The epithelial Ca2+ channel TRPV5 is essential for proper osteoclastic bone resorption

Bone remodeling involves the interplay of bone resorption and formation and is accurately controlled to maintain bone mass. Both processes require transcellular Ca2+ transport, but the molecular mechanisms engaged remain largely elusive. The epithelial Ca2+ channel TRIPV5 is one of the most Ca2+-selective transient receptor potential (TRP) channels. In this study, the functional role of TRPV5 in bone was investigated. TRPV5 mRNA was expressed in human and murine bone samples and in osteoclasts along with other genes involved in transcellular Ca2+ transport, including calbinclin-D-9K and calbindin-D-28K, Na+/Ca2+ exchanger 1, and plasma membrane Ca2+-ATPase 1b. TRPV5 expression in murine osteoclasts was confirmed by immunostaining and showed predominant localization to the ruffled border membrane. However, TRPV5 was absent in osteoblasts. Analyses of femoral bone sections from TRPV5 knockout (TRPV5(-/-)) mice revealed increased osteoclast numbers and osteoclast area, whereas the urinary bone resorption marker deoxypyridinoline was reduced compared with WT (TRPV5(+/+)) mice.
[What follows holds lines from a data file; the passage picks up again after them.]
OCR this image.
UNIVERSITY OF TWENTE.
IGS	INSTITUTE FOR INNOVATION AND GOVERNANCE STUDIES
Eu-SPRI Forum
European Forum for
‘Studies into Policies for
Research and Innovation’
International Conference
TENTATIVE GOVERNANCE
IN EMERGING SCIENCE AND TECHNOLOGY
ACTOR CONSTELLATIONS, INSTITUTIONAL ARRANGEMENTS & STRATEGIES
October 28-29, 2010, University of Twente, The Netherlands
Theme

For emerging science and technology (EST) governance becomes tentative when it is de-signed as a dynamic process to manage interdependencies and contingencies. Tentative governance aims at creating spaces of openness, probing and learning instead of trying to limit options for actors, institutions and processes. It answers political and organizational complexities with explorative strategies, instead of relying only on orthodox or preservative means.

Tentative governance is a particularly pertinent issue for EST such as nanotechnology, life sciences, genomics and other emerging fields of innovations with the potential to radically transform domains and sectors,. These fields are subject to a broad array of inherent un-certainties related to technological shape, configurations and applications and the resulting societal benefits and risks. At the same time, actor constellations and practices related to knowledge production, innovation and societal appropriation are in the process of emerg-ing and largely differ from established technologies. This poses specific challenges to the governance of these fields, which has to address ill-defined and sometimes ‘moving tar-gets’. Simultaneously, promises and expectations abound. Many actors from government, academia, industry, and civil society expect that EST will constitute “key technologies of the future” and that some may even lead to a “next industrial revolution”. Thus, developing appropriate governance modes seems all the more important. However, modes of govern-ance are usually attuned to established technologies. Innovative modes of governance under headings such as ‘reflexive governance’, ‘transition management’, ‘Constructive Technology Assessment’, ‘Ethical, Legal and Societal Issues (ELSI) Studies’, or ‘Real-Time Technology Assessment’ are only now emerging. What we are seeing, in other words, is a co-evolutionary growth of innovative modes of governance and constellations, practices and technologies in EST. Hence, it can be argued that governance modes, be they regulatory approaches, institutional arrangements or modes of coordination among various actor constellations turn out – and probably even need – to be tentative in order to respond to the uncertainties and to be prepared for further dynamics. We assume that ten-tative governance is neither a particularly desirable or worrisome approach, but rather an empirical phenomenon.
In an in vitro bone marrow culture system, the amount of osteoclasts and number of nuclei per osteoclast were significantly elevated in TRPV5(-/-) compared with TRPV5(+/+) mice. However, using a functional resorption pit assay, we found that bone resorption was nearly absent in osteoclast cultures from TRPV5(-/-) mice, supporting the impaired resorption observed in vivo. In conclusion, TRIPV5 deficiency leads to an increase in osteoclast size and number, in which Ca2+ resorption is nonfunctional. This report identifies TRPV5 as an epithelial Ca2+ channel that is essential for osteoclastic bone resorption and demonstrates the significance of transcellular Ca2+ transport in osteoclastic function.